Particularly, do  not stand still behind a lectern.  When speaking, the stage is your domain, dominate it by moving around, using it to make your points, engage with the audience, match your voice to the point you are making, and be interesting physically. Back to evolutionary psychology, the tiger will have less chance at breakfast if the target is moving, so  move!

Do not just recite, tell stories.

Imagine your audience is one of your kids to whom you are telling a bed-time story, and you want more than anything for it to be memorable for them. To be memorable, every story has a structure. A beginning, an end, and a middle bit, drama, tension,  villains, heroes, laughter and sadness, suspense, and a point that you are trying to make.
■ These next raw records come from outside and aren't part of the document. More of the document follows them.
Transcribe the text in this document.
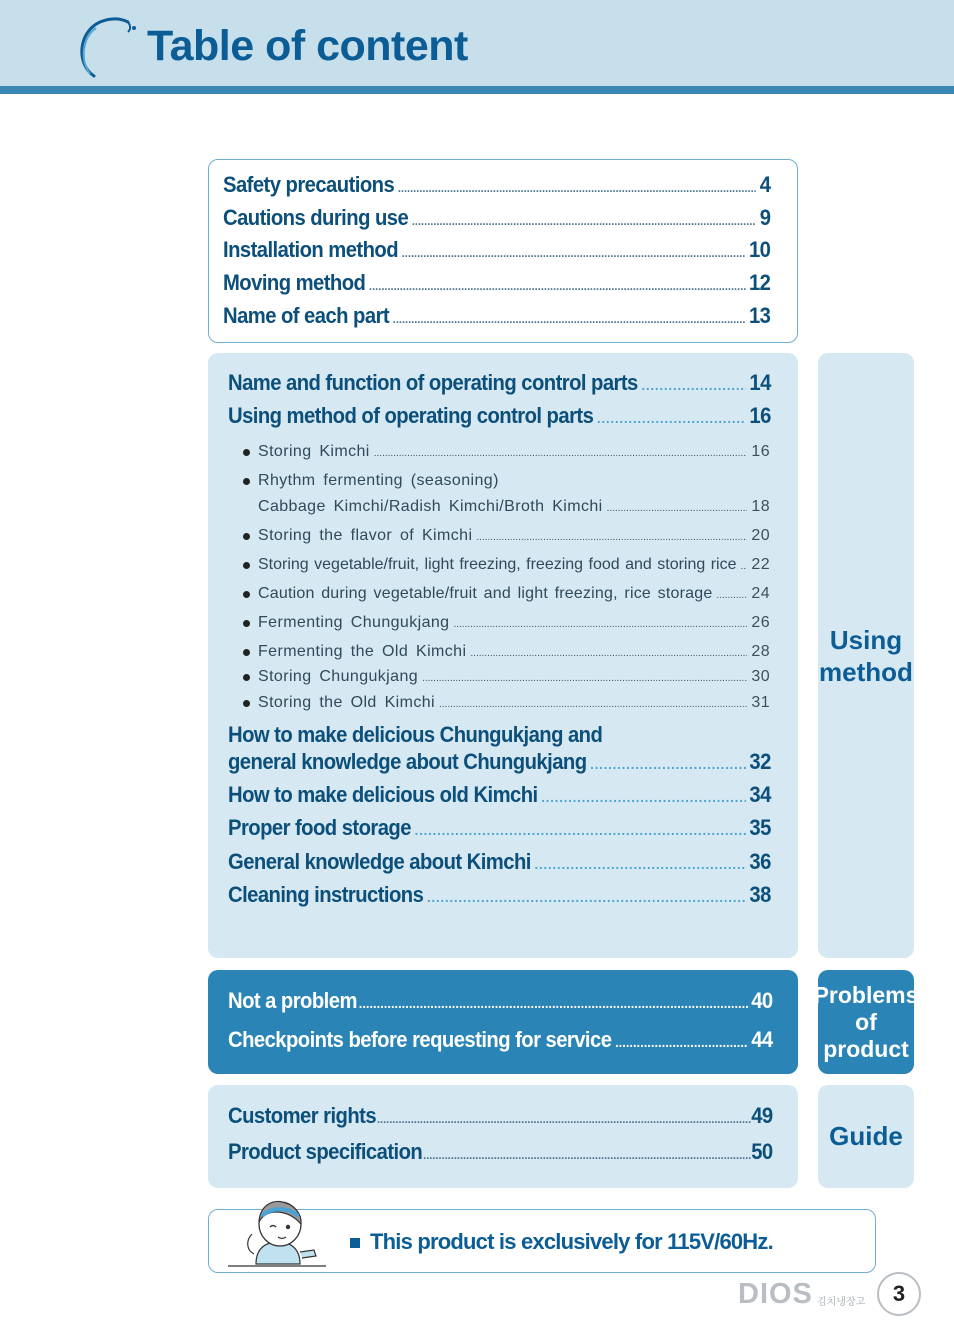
Table of content
Safety precautions .....	4
Cautions during use .....	9
Installation method .....	10
Moving method .....	12
Name of each part .....	13
Using
method
Name and function of operating control parts .....	14
Using method of operating control parts .....	16
Storing Kimchi .....	16
Rhythm fermenting (seasoning)
Cabbage Kimchi/Radish Kimchi/Broth Kimchi .....	18
Storing the flavor of Kimchi .....	20
Storing vegetable/fruit, light freezing, freezing food and storing rice ..... 22
Caution during vegetable/fruit and light freezing, rice storage ..... 24
Fermenting Chungukjang .....	26
Fermenting the Old Kimchi .....	28
Storing Chungukjang .....	30
Storing the Old Kimchi .....	31
How to make delicious Chungukjang and
general knowledge about Chungukjang .....	32
How to make delicious old Kimchi .....	34
Proper food storage .....	35
General knowledge about Kimchi .....	36
Cleaning instructions .....	38
Problems
of
product
Not a problem .....	40
Checkpoints before requesting for service .....	44
Guide
Customer rights .....	49
Product specification .....	50
This product is exclusively for 115V/60Hz.
DIOS 김치냉장고	3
Use as many of them as possible in your presentation, with particular attention to the point to be made.

Do not end with thank you for coming.

You have been given the status of expert, someone worth listening to, by whoever has organised the gathering. Do not surrender that status by thanking the audience for all being there, for their attention. Instead, demonstrate why the investment of their time has been worthwhile, by telling them what to do next.

When you manage all that, I guarantee that not only will you have been of benefit to the audience, you will probably have enjoyed the experience, at least just a bit, and you will be better for the practice next  time.